Hence, buying NFO isn’t recommended unless your investment strategy requires investment in such an avenue.
Things to look for before investing in NFO
NFO represents a great opportunity to find lucrative havens amidst the noise. However, to cut the right deal, you need to look into these critical aspects.
Theme of investment
For investing in an NFO, there needs to be a strong reason. Either it should give you exposure to an unexplored asset class or a unique investment strategy. Otherwise, you would be better off to invest in the existing mutual fund schemes.
ETFs usually use this pitch to draw in investors towards subscriptions. Take the case of Motilal Oswal N-100 ETF which came up with the idea of giving exposure to NASDAQ as the underlying.
Background of the NFO
It would be highly beneficial to carry out a background check before going for the NFO. You may examine past performance of the fund manager. Additionally, you may analyse the history of the asset management company.
Investment Style of the NFO
Every mutual fund scheme operates on one of the three investment styles, i.e. value, growth or blend. Each style has implication on the risk-return profile of the fund.
While going for an NFO, you need to ensure that investment style is explicitly mentioned. There should be no ambiguity as regards the choice of asset classes and asset allocation.
The fund history would give you an idea whether the fund house sticks to its investment style or not.
Cost of NFO
Warren Buffet has rightly opined, “Price is what you pay & value is what you get.”
If something is available for cheap, it need not be valuable. Especially during bull markets, you will find everything expensive.
AMCs consider this as the best time to cash in the opportunity. They tend to launch NFOs which are way cheaper than stocks. The offer price of NFO is far less than the market price of stocks.
Amidst this market exuberance, investors tend to miss out on one thing. Unlike one-time brokerage involved in equities, mutual funds investment involves recurring cost.
It comes by way of expense ratio which the fund house charges annually. Empirically, it has been found that AMCs can reduce expense ratio as the fund size grows.
Before investing in an NFO, examine it from the standpoint of cost. You can review your NFO’s scheme information document. It will give you an outlook whether the AMC has a good track record.

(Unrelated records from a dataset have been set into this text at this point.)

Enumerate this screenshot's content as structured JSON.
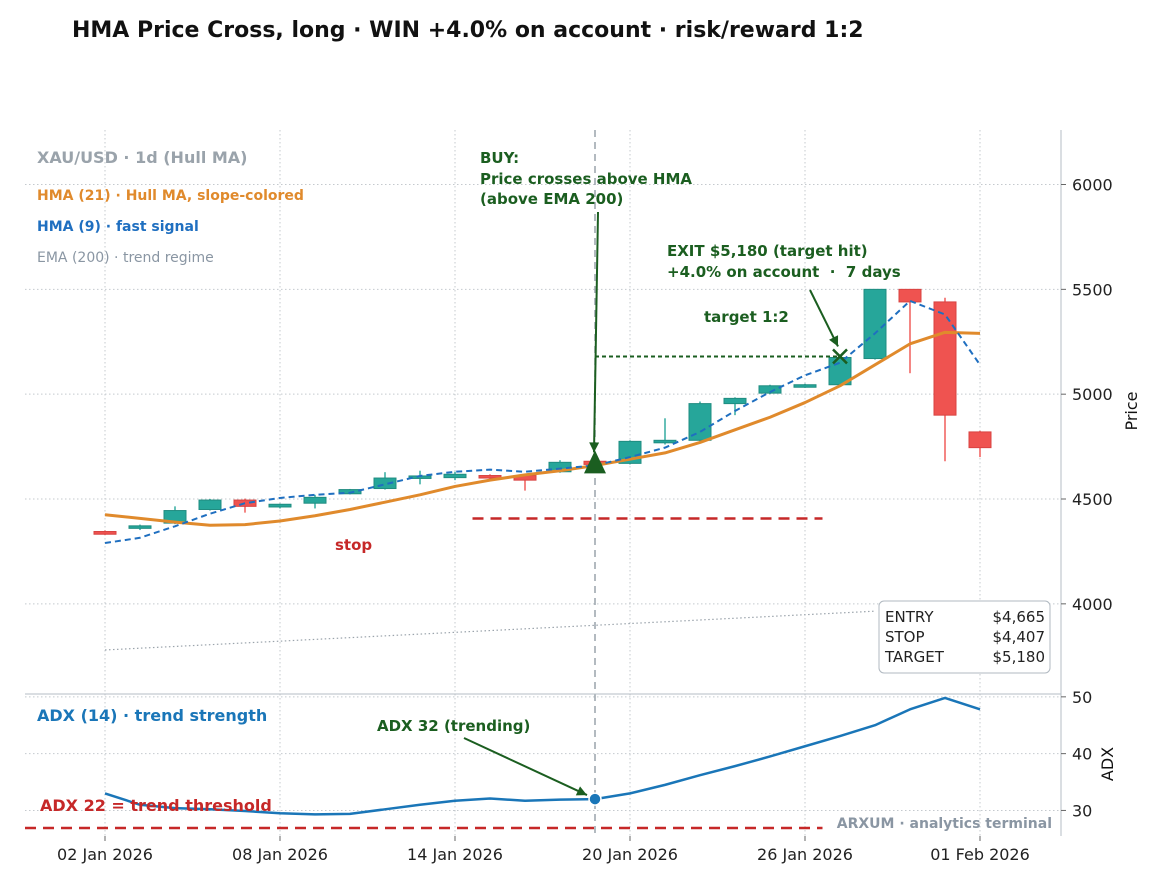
{
  "title": "HMA Price Cross, long · WIN +4.0% on account · risk/reward 1:2",
  "colors": {
    "bull": "#26a69a",
    "bear": "#ef5350",
    "hma_slow": "#e08a2c",
    "hma_fast": "#1f6fc0",
    "ema": "#9aa3ab",
    "adx": "#1a76b8",
    "signal": "#1b5e20",
    "stop": "#c62828",
    "muted": "#8a96a3"
  },
  "legend": {
    "symbol": "XAU/USD · 1d (Hull MA)",
    "hma_slow": "HMA (21) · Hull MA, slope-colored",
    "hma_fast": "HMA (9) · fast signal",
    "ema": "EMA (200) · trend regime"
  },
  "annotations": {
    "buy_lines": [
      "BUY:",
      "Price crosses above HMA",
      "(above EMA 200)"
    ],
    "exit_lines": [
      "EXIT $5,180 (target hit)",
      "+4.0% on account  ·  7 days"
    ],
    "target": "target 1:2",
    "stop": "stop",
    "adx_signal": "ADX 32 (trending)",
    "adx_threshold": "ADX 22 = trend threshold",
    "watermark": "ARXUM · analytics terminal"
  },
  "trade_box": {
    "rows": [
      {
        "label": "ENTRY",
        "value": "$4,665"
      },
      {
        "label": "STOP",
        "value": "$4,407"
      },
      {
        "label": "TARGET",
        "value": "$5,180"
      }
    ]
  },
  "chart_data": [
    {
      "type": "candlestick",
      "ylabel": "Price",
      "ylim": [
        3570,
        6260
      ],
      "yticks": [
        4000,
        4500,
        5000,
        5500,
        6000
      ],
      "x_tick_labels": [
        "02 Jan 2026",
        "08 Jan 2026",
        "14 Jan 2026",
        "20 Jan 2026",
        "26 Jan 2026",
        "01 Feb 2026"
      ],
      "x_tick_days": [
        0,
        6,
        12,
        18,
        24,
        30
      ],
      "day_range": [
        -2.7,
        32.6
      ],
      "grid": true,
      "candles": [
        {
          "day": 0,
          "o": 4345,
          "h": 4350,
          "l": 4328,
          "c": 4332
        },
        {
          "day": 1.2,
          "o": 4362,
          "h": 4378,
          "l": 4352,
          "c": 4372
        },
        {
          "day": 2.4,
          "o": 4385,
          "h": 4465,
          "l": 4380,
          "c": 4445
        },
        {
          "day": 3.6,
          "o": 4450,
          "h": 4500,
          "l": 4445,
          "c": 4495
        },
        {
          "day": 4.8,
          "o": 4495,
          "h": 4502,
          "l": 4435,
          "c": 4465
        },
        {
          "day": 6.0,
          "o": 4462,
          "h": 4478,
          "l": 4455,
          "c": 4475
        },
        {
          "day": 7.2,
          "o": 4480,
          "h": 4520,
          "l": 4455,
          "c": 4508
        },
        {
          "day": 8.4,
          "o": 4525,
          "h": 4548,
          "l": 4522,
          "c": 4545
        },
        {
          "day": 9.6,
          "o": 4550,
          "h": 4628,
          "l": 4545,
          "c": 4600
        },
        {
          "day": 10.8,
          "o": 4605,
          "h": 4635,
          "l": 4570,
          "c": 4610
        },
        {
          "day": 12.0,
          "o": 4602,
          "h": 4630,
          "l": 4590,
          "c": 4618
        },
        {
          "day": 13.2,
          "o": 4612,
          "h": 4618,
          "l": 4595,
          "c": 4610
        },
        {
          "day": 14.4,
          "o": 4612,
          "h": 4618,
          "l": 4540,
          "c": 4590
        },
        {
          "day": 15.6,
          "o": 4630,
          "h": 4685,
          "l": 4625,
          "c": 4675
        },
        {
          "day": 16.8,
          "o": 4680,
          "h": 4685,
          "l": 4640,
          "c": 4665
        },
        {
          "day": 18.0,
          "o": 4670,
          "h": 4780,
          "l": 4665,
          "c": 4775
        },
        {
          "day": 19.2,
          "o": 4775,
          "h": 4885,
          "l": 4760,
          "c": 4780
        },
        {
          "day": 20.4,
          "o": 4780,
          "h": 4965,
          "l": 4775,
          "c": 4955
        },
        {
          "day": 21.6,
          "o": 4955,
          "h": 4985,
          "l": 4900,
          "c": 4980
        },
        {
          "day": 22.8,
          "o": 5005,
          "h": 5045,
          "l": 5000,
          "c": 5040
        },
        {
          "day": 24.0,
          "o": 5040,
          "h": 5050,
          "l": 5030,
          "c": 5045
        },
        {
          "day": 25.2,
          "o": 5045,
          "h": 5180,
          "l": 5040,
          "c": 5175
        },
        {
          "day": 26.4,
          "o": 5170,
          "h": 5500,
          "l": 5165,
          "c": 5500
        },
        {
          "day": 27.6,
          "o": 5500,
          "h": 5500,
          "l": 5100,
          "c": 5440
        },
        {
          "day": 28.8,
          "o": 5440,
          "h": 5460,
          "l": 4680,
          "c": 4900
        },
        {
          "day": 30.0,
          "o": 4820,
          "h": 4825,
          "l": 4700,
          "c": 4745
        }
      ],
      "series": [
        {
          "name": "HMA (21) · Hull MA, slope-colored",
          "points": [
            [
              0,
              4425
            ],
            [
              2.4,
              4390
            ],
            [
              3.6,
              4375
            ],
            [
              4.8,
              4378
            ],
            [
              6.0,
              4395
            ],
            [
              7.2,
              4420
            ],
            [
              8.4,
              4450
            ],
            [
              9.6,
              4485
            ],
            [
              10.8,
              4520
            ],
            [
              12.0,
              4560
            ],
            [
              13.2,
              4590
            ],
            [
              14.4,
              4615
            ],
            [
              15.6,
              4635
            ],
            [
              16.8,
              4660
            ],
            [
              18.0,
              4690
            ],
            [
              19.2,
              4720
            ],
            [
              20.4,
              4770
            ],
            [
              21.6,
              4830
            ],
            [
              22.8,
              4890
            ],
            [
              24.0,
              4960
            ],
            [
              25.2,
              5040
            ],
            [
              26.4,
              5140
            ],
            [
              27.6,
              5240
            ],
            [
              28.8,
              5295
            ],
            [
              30.0,
              5290
            ]
          ]
        },
        {
          "name": "HMA (9) · fast signal",
          "points": [
            [
              0,
              4290
            ],
            [
              1.2,
              4315
            ],
            [
              2.4,
              4370
            ],
            [
              3.6,
              4430
            ],
            [
              4.8,
              4480
            ],
            [
              6.0,
              4505
            ],
            [
              7.2,
              4520
            ],
            [
              8.4,
              4530
            ],
            [
              9.6,
              4570
            ],
            [
              10.8,
              4610
            ],
            [
              12.0,
              4630
            ],
            [
              13.2,
              4640
            ],
            [
              14.4,
              4630
            ],
            [
              15.6,
              4645
            ],
            [
              16.8,
              4660
            ],
            [
              18.0,
              4700
            ],
            [
              19.2,
              4745
            ],
            [
              20.4,
              4820
            ],
            [
              21.6,
              4920
            ],
            [
              22.8,
              5010
            ],
            [
              24.0,
              5090
            ],
            [
              25.2,
              5150
            ],
            [
              26.4,
              5290
            ],
            [
              27.6,
              5445
            ],
            [
              28.8,
              5380
            ],
            [
              30.0,
              5140
            ]
          ]
        },
        {
          "name": "EMA (200) · trend regime",
          "points": [
            [
              0,
              3780
            ],
            [
              26.4,
              3965
            ]
          ]
        }
      ],
      "signals": {
        "entry": {
          "day": 16.8,
          "price": 4665
        },
        "stop": {
          "price": 4407,
          "day_range": [
            12.6,
            24.6
          ]
        },
        "target": {
          "price": 5180,
          "day_range": [
            16.8,
            25.2
          ]
        },
        "exit": {
          "day": 25.2,
          "price": 5180
        }
      }
    },
    {
      "type": "line",
      "ylabel": "ADX",
      "ylim": [
        25.5,
        50.5
      ],
      "yticks": [
        30,
        40,
        50
      ],
      "threshold": 22,
      "series": [
        {
          "name": "ADX (14) · trend strength",
          "points": [
            [
              0,
              33
            ],
            [
              1.2,
              31
            ],
            [
              2.4,
              30.4
            ],
            [
              3.6,
              30.2
            ],
            [
              4.8,
              29.9
            ],
            [
              6.0,
              29.5
            ],
            [
              7.2,
              29.3
            ],
            [
              8.4,
              29.4
            ],
            [
              9.6,
              30.2
            ],
            [
              10.8,
              31
            ],
            [
              12.0,
              31.7
            ],
            [
              13.2,
              32.1
            ],
            [
              14.4,
              31.7
            ],
            [
              15.6,
              31.9
            ],
            [
              16.8,
              32
            ],
            [
              18.0,
              33
            ],
            [
              19.2,
              34.5
            ],
            [
              20.4,
              36.2
            ],
            [
              21.6,
              37.8
            ],
            [
              22.8,
              39.5
            ],
            [
              24.0,
              41.3
            ],
            [
              25.2,
              43.1
            ],
            [
              26.4,
              45
            ],
            [
              27.6,
              47.8
            ],
            [
              28.8,
              49.8
            ],
            [
              30.0,
              47.8
            ]
          ]
        }
      ],
      "signal_point": {
        "day": 16.8,
        "value": 32
      }
    }
  ]
}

Is it able to bring down expense ratios of its other schemes? It requires a bit of hard work from your end as well. To get the additional help you can contact your adviser. In other cases, you may glance through past fact sheets in case you are going for a direct plan of the NFO.
Actively or passively managed
A fund can be actively or passively managed.
A passively-managed fund tries to imitate the underlying benchmark like a NIFTY or SENSEX. It means the fund never beats the benchmark. The only novelty which an NFO can bring to the table is a lower expense ratio vis-a-vis the existing funds.
As regards active funds, these attempt to beat the benchmark. If an NFO gives you a lower alpha (i.e. the excess return), you are better off with an existing fund.
Seek out an NFO which gives you a higher alpha on a consistent basis.
Investing in an NFO is never regarded as a wise proposition. Unless your investment strategy says so or you are getting exposure to a new asset class, you should never invest in an NFO.